Я читаю в газете, что только что закончено возведение того самого огромного купола. «Что это за купол?» — обращаюсь я к официанту, наливающему мне кофе. Он наливает его движением, которое явно пытается сообщить мне, что оно значит именно это… «Но что же?» — вопрошаю я, хотя в том уже нет нужды, ибо я понял, что движение это означало требование ко мне поднять голову. И я смотрю наверх, и действительно — над «Двумя обезьянами» вздымается беспредельный купол, можно даже сказать, что он беспредельнее, чем небеса, он молчит, молчит, но я-то знаю, что ему предназначено сообщить мне, почему люди должны быть воротами, распахнутыми навстречу всему отличному от них.

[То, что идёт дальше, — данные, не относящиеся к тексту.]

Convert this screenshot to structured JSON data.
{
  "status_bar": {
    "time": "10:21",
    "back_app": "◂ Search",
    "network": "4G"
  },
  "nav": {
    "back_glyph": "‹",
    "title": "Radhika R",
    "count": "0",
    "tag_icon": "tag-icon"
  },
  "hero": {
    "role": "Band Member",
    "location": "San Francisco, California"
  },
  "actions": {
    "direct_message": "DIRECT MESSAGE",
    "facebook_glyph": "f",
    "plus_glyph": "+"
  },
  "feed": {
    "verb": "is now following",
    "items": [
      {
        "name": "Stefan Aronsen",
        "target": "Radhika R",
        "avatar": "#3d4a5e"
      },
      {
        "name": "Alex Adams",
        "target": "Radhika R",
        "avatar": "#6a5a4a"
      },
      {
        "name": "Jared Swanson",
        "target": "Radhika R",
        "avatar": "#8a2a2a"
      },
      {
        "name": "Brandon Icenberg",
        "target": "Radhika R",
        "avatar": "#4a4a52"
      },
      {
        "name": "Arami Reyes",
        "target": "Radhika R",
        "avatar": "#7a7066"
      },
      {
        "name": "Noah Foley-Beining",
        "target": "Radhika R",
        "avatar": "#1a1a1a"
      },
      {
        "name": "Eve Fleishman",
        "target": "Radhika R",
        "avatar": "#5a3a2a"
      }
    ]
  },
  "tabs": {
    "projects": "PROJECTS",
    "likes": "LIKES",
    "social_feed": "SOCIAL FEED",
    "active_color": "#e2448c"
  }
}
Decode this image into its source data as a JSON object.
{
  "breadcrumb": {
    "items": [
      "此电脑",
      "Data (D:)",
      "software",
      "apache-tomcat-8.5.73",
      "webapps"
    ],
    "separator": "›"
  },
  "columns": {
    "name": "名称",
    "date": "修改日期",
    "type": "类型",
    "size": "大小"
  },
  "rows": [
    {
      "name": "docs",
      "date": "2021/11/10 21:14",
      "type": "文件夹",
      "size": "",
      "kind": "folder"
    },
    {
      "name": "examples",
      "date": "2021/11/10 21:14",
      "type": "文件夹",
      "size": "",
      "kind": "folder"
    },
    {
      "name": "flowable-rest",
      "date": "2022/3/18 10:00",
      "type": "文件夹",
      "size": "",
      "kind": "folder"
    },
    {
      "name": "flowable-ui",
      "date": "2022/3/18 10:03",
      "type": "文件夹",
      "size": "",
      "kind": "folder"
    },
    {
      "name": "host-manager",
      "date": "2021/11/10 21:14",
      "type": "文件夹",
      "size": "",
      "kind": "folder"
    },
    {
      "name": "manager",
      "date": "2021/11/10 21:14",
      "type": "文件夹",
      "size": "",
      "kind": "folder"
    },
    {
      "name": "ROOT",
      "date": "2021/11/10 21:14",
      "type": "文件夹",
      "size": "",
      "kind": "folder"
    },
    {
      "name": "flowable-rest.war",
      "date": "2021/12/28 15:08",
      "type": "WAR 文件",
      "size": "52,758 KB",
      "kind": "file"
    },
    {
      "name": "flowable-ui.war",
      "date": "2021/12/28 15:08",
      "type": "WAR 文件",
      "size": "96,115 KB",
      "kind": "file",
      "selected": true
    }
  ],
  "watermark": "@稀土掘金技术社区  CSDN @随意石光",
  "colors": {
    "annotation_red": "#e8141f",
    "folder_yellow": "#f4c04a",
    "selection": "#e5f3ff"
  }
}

Чем дальше, тем больше мне кажется, что рощица, за которой я сижу — такой некрасивый — и за которой дряхлею, является очень важным лицом. Будь мы в ином климате, она была бы оазисом, полным финиковых пальм, усыпанных финиками, тем самым оазисом, куда я так беззаботно бегал целых двадцать лет и который потерял, причем потерял его лишь я один. Он наверняка еще где-то существует. Я подавлен, но все же продолжаю читать «Le Temps», я читаю и читаю и с иронией убеждаюсь, что телеграммы в рубрике «Dernière heure»[44] преисполнены серьезности и ответственности. Я забавляюсь своей иронией, как кошка коготками. И вот я читаю, что П.С. отплыл сегодня в Швецию, дабы урегулировать кризисную ситуацию между либералами и консерваторами. Между строк читается, что положение усугубляет придуманный Брантингом нейтралитет. А еще там прочитывается — но ни в строках, ни между ними, может быть, дело в оттенках типографской краски? — что кризис этот будет преодолен… Я вижу корабль, на котором отплыл П.С., я не могу разобрать, как он называется, знаю только, что принадлежит он компании «Messageries Maritimes». Я вижу судно так, как если бы оно было его собственным изображением на открытке, причем изображение это располагается на равном расстоянии от меня, красивого и нестареющего, что сидит на зубчатой башне упсальского замка, и меня, что сидит, съежившись среди хвои, в зарослях рождественских елок возле «Двух обезьян» и читает. П.С. проплывает на корабле «Palanguera» между нами обоими, он плывет в Швецию кружным путем мимо Великобритании, это самая короткая дорога.
Пока он на этом корабле один. Я говорю «пока», но меня тут же начинают мучить опасения, а не будет ли так до самого конца плавания? Ладно, пускай он в одиночестве, приходит мне в голову, но почему же тогда на носу корабля столько пустого места? Злюсь на себя за то, что мне это кажется странным; теперь-то ясно, что П.С. не рассчитывал плыть в одиночестве. Я не могу заглянуть ему в глаза. Говорят, в одном из них видна карта Малых Антильских островов, а в другом — карта Рая. Не то чтобы я всецело этому верил. Я убежден, что следует набраться терпения. Ибо я уже такого навидался! Помню, в Пернамбуку на базаре продавалось множество карт Рая, но все они оказались подделкой, следы Адама так перепутывались со следами Евы, что нельзя было отличить одни от других. Нечего было и пытаться понять, встретился ли когда-нибудь этот с… (Тут оказалась совершенно черная клякса.)